# 1970's Bianchi Folding Bike (pics)



## holy cromoly (Nov 9, 2008)

My new project, a 1970's Bianchi folder with a 3 speed Sturmey Archer. I know it's not a road bike, but i was thinking speeding it up this little ol' number. I've seen some nice Raliegh 20 folding bike projects online where they made into more road bike like setups.

This will be my coffee run and errand bike when I don't want to lock up my Kona Kapu or Retrotec 29er.

I cleaned it up. Thinking about removing the fenders and adding brown Brooks bits (saddle/grips). The 3 speed Sturmey Archer is tuned and running great (impressive how this 30 plus drivetrain still works so well). I have to work on the brakes next.

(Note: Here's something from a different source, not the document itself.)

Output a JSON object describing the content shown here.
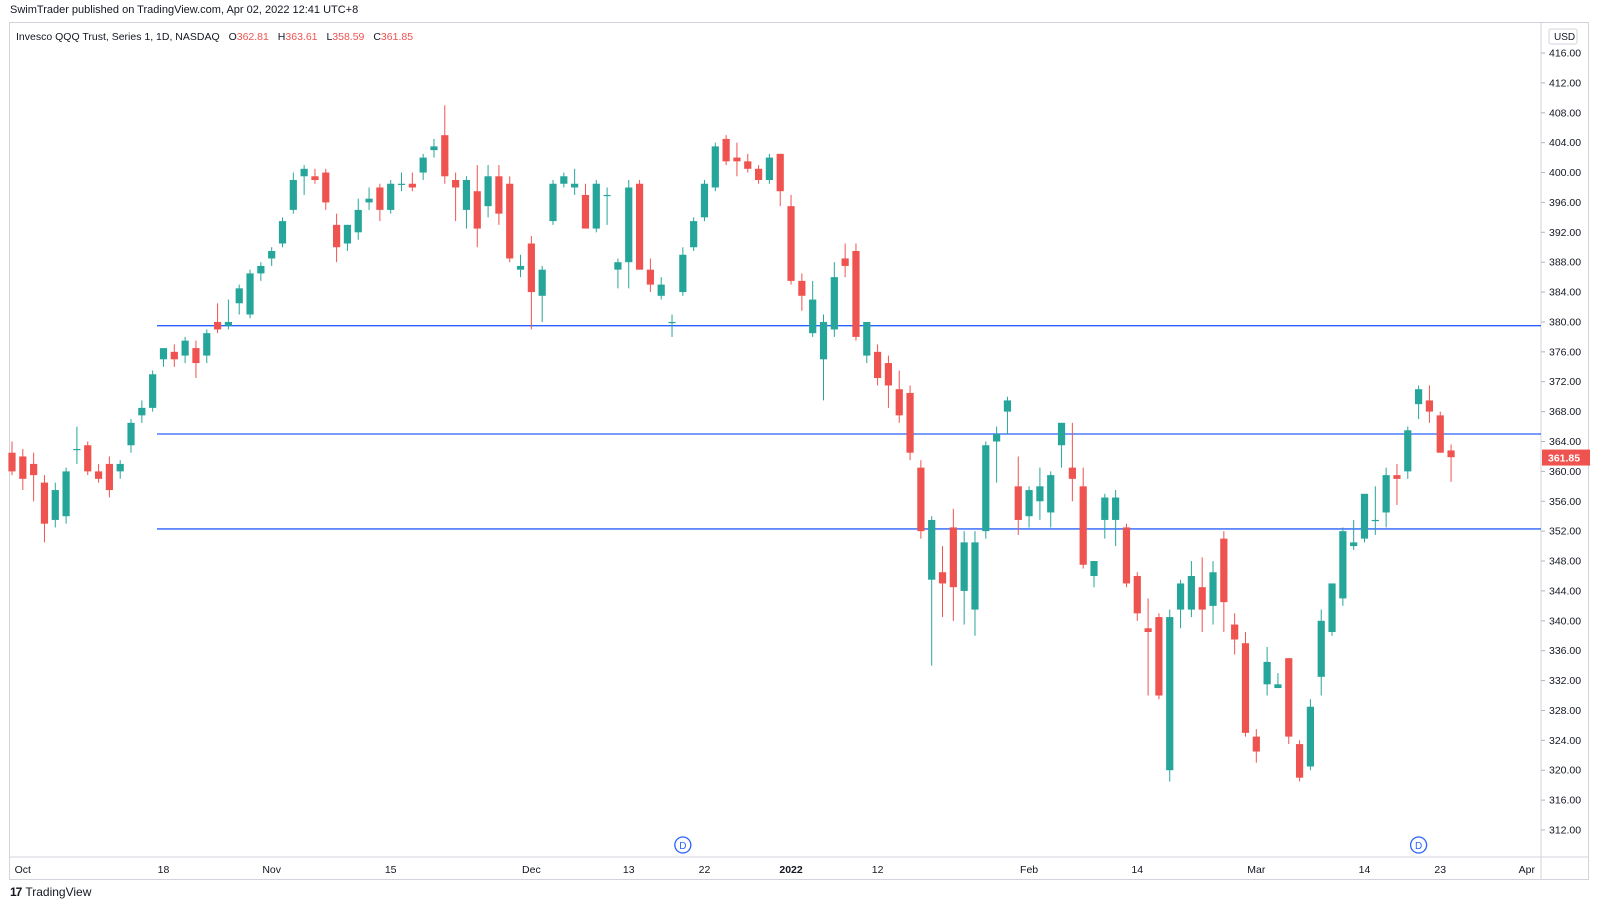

I was also thinking about puttin on the Soma Noah's Arc bar to bring give me more cockpit instead of the rearward sweep on there now.


----------



## AndyP. (Mar 25, 2006)

That is pretty!! Looks like fun.


----------



## holy cromoly (Nov 9, 2008)

AndyP. said:


> That is pretty!! Looks like fun.


It's also pretty heavy too .
That little thing weighs 32 pounds.

I still don't know what I am going to do with it: simply put brown saddle and grips or do possibly strip it down to a minimal and make it fast.


----------